Superando i ritardi provocati dall’esame congiunto delle disposizioni volte a chiudere le procedure di infrazione (piuttosto lento e complesso) e delle disposizioni squisitamente di delega (molto più rapido), i tempi di studio e approvazione sono ormai più celeri. Dopo l’esperienza del primo anno (2013), in cui le due leggi hanno proceduto in maniera congiunta fino all’approvazione, si è affermata una prassi diversa, che prevede un iter parallelo a Camere invertite e che si attesta, di media, su un periodo di 810 mesi. In sostanza, le leggi viaggiano su binari paralleli e, nonostante le temute lungaggini rispetto all’approvazione della legge europea, i tempi di approvazione, brevi, hanno sempre coinciso: in maniera ancor più bizzarra, nel 2016, la legge di delegazione ha impiegato, per giungere ad approvazione, due mesi in più rispetto alla legge europea, ponendo alcuni dubbi sull’utilità della prima (data la celerità dell’iter seguito nella seconda). Inoltre, il termine per l’esercizio della delega, dapprima anticipato, in via generale, di due mesi rispetto alla scadenza prevista dalle singole direttive, è stato anticipato addirittura di quattro mesi (dalla legge europea 2014), con evidente compensazione di eventuali ritardi in seno all’adozione del decreto legislativo delegato. A livello sostanziale, un’evidenza statistica inconfutabile è rappresentata dalla riduzione del numero complessivo delle procedure di infrazione ai danni dell’Italia: dalle 135 procedure del 2011, passando per le 104 del 2013, a luglio 2017 si è toccato il minimo storico, pari a 65 procedure di infrazione. Si tratta di un record positivo la cui incidenza, data la rilevanza storica della questione, non può essere sottovalutata. Appare arduo comprendere se i pregi del nuovo sistema prevalgano sui difetti: ad ogni modo, il meccanismo di recepimento sembra, nel suo complesso, migliorato, avendo posto le basi di un’attività istituzionale più rapida e snella. Tuttavia, per raggiungere la piena efficacia, nel rispetto delle garanzie di partecipazione sancite a livello costituzionale, non si può prescindere dalla risoluzione, pur graduale e parziale, delle problematiche descritte.

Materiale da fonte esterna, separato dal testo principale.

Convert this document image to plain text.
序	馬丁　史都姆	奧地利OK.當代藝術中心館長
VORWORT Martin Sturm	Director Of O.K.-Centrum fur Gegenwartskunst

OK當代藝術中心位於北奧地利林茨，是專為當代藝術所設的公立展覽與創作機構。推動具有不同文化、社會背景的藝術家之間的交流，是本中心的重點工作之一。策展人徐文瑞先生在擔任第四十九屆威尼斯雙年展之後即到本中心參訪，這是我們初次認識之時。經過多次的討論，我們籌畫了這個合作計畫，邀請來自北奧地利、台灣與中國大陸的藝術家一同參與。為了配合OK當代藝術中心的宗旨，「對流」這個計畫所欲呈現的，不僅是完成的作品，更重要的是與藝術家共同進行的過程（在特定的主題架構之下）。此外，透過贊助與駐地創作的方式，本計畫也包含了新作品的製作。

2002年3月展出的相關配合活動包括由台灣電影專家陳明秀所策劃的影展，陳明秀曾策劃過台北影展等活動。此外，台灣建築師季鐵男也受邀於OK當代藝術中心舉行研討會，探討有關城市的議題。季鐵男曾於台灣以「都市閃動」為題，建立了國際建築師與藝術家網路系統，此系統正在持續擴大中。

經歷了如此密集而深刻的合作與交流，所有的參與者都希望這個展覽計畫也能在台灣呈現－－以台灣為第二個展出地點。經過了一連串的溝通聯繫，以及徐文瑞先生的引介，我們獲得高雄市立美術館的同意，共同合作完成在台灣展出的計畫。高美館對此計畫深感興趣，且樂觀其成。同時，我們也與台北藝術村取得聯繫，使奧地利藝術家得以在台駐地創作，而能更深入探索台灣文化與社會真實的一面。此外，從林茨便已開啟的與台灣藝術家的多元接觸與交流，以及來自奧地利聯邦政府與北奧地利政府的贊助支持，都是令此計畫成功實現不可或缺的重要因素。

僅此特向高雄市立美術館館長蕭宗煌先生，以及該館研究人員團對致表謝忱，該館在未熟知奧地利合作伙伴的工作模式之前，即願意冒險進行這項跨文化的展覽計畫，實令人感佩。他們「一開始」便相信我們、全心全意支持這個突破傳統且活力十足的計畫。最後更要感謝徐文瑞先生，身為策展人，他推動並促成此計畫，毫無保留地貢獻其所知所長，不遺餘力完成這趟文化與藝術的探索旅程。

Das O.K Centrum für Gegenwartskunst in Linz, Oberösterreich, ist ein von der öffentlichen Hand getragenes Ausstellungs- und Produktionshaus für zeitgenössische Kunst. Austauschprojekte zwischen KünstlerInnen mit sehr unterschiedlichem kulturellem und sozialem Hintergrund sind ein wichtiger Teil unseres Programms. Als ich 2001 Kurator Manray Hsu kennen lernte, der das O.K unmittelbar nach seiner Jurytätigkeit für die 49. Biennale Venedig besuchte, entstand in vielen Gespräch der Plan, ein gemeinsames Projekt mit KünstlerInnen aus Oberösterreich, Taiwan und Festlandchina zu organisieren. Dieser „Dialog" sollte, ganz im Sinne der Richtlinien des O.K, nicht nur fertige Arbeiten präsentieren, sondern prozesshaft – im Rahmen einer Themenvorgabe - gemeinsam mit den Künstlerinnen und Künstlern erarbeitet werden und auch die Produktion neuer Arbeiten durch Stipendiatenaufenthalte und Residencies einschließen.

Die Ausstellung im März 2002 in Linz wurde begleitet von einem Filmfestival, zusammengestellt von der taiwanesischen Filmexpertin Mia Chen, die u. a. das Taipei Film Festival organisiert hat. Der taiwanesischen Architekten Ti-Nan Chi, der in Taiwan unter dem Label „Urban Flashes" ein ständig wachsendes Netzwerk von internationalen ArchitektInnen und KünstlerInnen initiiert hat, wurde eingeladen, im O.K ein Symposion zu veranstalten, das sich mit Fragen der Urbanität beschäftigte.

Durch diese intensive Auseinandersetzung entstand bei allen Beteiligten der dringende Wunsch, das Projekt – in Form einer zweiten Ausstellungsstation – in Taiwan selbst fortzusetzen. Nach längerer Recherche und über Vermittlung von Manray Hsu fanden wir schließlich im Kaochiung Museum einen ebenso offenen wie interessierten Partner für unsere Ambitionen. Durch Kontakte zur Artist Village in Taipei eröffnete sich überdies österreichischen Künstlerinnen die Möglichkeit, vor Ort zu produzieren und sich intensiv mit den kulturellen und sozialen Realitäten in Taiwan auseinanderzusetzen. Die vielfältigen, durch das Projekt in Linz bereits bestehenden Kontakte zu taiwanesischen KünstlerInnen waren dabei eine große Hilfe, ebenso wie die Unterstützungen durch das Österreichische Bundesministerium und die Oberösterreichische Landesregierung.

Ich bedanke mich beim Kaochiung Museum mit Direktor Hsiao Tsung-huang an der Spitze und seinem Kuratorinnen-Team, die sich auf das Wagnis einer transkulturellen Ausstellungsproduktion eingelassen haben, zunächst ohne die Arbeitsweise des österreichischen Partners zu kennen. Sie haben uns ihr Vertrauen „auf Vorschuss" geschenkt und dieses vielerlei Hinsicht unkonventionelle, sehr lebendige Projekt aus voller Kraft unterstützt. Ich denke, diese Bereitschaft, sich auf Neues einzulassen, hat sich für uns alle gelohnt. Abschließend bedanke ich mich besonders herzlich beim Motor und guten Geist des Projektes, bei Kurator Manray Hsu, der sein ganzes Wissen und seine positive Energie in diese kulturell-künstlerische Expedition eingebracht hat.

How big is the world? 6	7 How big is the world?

1 In relazione agli sviluppi della legge comunitaria, cfr. Pitino, A., Verso una nuova legge comunitaria. Stato e Regioni tra l’attuazione del titolo V e il nuovo trattato che adotta una Costituzione per l’Europa, Torino, 2005; Astone, F., Il processo normativo dell’Unione Europea e le procedure nazionali per l’esecuzione degli obblighi comunitari, Torino, 2008.
2 Fonte: Relazione annuale 2015 – Attività giudiziaria della Corte di giustizia dell’Unione europea.
3 Sui caratteri del nuovo assetto, cfr. Celotto, A., La fase discendente del diritto dell’Unione europea. Effetti dello “sdoppiamento” della legge comunitaria, in www.federalismi.it, 2017.
4 Si tratta delle procedure avviate tramite il sistema di comunicazione informatica “EU Pilot”, lo strumento di precontenzioso lanciato nel 2008 e utilizzato dalla Commissione europea al fine di anticipare, in senso preventivo, eventuali procedure d’infrazione, nel tentativo di assicurare la corretta applicazione della legislazione europea.
5 Sulle recenti esperienze, cfr. Savino, M., L’attuazione della normativa europea, in Giorn. dir. amm., fasc. n. 5/2013, 234 ss.; Bartolucci, L., “Legge di delegazione europea” e “Legge europea”: obiettivi e risultati di una prima volta, in Amministrazione in cammino, 2014.